Participants emphasized that 'who counts' in mathematics is not merely a question of headcounts or demographics, but of deeper epistemic, political, and affective dynamics. The notion of mathematical thinking itself was interrogated: how it is shaped by gendered, racialized, and classed assumptions, how it is policed through disciplinary boundaries, and how feminist and anti-colonial critiques might open it up to new, more relational and embodied possibilities.

There was widespread critique of representation-based models of equity, especially those relying on data-driven enumeration. These, it was argued, often reduce complex histories of exclusion to managerial metrics, transforming structural injustices into problems of individual deficiency: the woman who lacks confidence, the student who needs to build a better CV. It was asked: what if the very tools used to measure equity—metrics, rankings, 'best and brightest' discourses—are themselves part of the exclusionary apparatus?

The round table pushed against such deficit models and instead advocated for feminist praxis that foregrounds collaboration, solidarity, and collective knowledge-making. There was strong support for understanding mentoring and support networks not as individualised tools of success but as forms of co-resistance to hyper-competitive academic environments. In this, women’s relational agency—manifest in friendships, teaching, letter writing, or collaborative activism—was upheld as vital to reworlding mathematical cultures.

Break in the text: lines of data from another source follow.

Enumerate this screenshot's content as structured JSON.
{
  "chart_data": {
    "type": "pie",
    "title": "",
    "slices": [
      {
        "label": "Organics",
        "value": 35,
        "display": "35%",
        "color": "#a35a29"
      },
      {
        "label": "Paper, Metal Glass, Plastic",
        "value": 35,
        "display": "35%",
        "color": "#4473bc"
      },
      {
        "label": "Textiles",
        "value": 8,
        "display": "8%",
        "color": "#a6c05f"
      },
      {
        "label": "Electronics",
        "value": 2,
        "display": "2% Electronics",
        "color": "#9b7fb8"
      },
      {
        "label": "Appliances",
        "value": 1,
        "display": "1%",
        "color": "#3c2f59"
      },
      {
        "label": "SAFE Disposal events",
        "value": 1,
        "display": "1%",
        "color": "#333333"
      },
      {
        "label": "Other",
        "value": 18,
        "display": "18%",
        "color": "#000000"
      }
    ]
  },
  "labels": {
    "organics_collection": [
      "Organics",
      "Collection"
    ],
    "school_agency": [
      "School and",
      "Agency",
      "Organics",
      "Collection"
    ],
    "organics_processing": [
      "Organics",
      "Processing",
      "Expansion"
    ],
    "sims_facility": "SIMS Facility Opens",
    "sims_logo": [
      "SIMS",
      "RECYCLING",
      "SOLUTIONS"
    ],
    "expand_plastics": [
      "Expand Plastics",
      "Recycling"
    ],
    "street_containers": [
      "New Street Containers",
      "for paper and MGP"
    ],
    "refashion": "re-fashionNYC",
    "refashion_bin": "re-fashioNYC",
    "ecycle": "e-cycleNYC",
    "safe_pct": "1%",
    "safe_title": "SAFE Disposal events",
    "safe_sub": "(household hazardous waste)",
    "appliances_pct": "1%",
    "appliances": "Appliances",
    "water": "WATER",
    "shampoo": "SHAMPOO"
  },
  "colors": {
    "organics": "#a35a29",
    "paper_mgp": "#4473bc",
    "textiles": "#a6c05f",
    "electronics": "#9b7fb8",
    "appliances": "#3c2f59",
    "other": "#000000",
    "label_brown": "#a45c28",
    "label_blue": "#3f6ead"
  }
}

Discussion also drew attention to intersectionality, but with a critique of how it is often flattened into identity categories rather than used to interrogate systemic entanglements of power. The marginalisation of Muslim women scientists in Thrace, for example, demonstrated the need to consider geography, religion, and ethnicity alongside gender. This point expanded the symposium’s geographical and conceptual scope, urging a move beyond universalised Western feminist frames.

A crucial insight that emerged was the importance of genre and form in shaping visibility: how life-writing, Wikipedia entries, autobiographies, and diaries construct—and constrain—the ways women mathematicians are remembered. Some participants questioned whether traditional biographical forms, especially those that valorise lone genius, need to be disrupted in order to make space for alternative, less individualised modes of narrative.

There was also a strong critique of excellence discourses in higher education, which reproduce masculinised and racialised ideals of capability and leadership, often rewarding conformity to institutional norms rather than transformative potential. Equity initiatives were seen as at risk of becoming managerial rather than emancipatory when they fail to account for embodied and lived experiences of misrecognition.

One participant memorably described being a woman in STEM as 'a death by a thousand cuts'—a phrase that captured the cumulative, often invisible microaggressions and systemic exclusions that shape academic trajectories. This prompted reflection on the kinds of knowledge and experiences that do not count under current regimes of evaluation—and how they might be reclaimed.

Throughout the discussion, questions were raised about who can see themselves as a mathematician, not just who is seen as one. This subtle yet powerful shift foregrounded the affective and imaginative dimensions of mathematical subjectivity—how aspiration is cultivated, how confidence is eroded or sustained, and how collective memory shapes possibility.

Finally, the symposium reaffirmed the need to reconnect mathematics with broader political struggles—against militarism, capitalism, and ecological destruction. It was suggested that transforming mathematics must be part of a larger project of social and planetary justice, where feminist critique does not merely add women into existing structures, but rethinks what those structures are for.

In this virtual round table, then, what emerges is not a consensus, but something more generative: a multi-voiced, intellectually rigorous, and politically committed effort to reshape the narratives, epistemologies, and futures of mathematics. The question is no longer simply how to include women in mathematics, but what mathematics becomes when it is reimagined through feminist, relational, and justice-oriented lenses.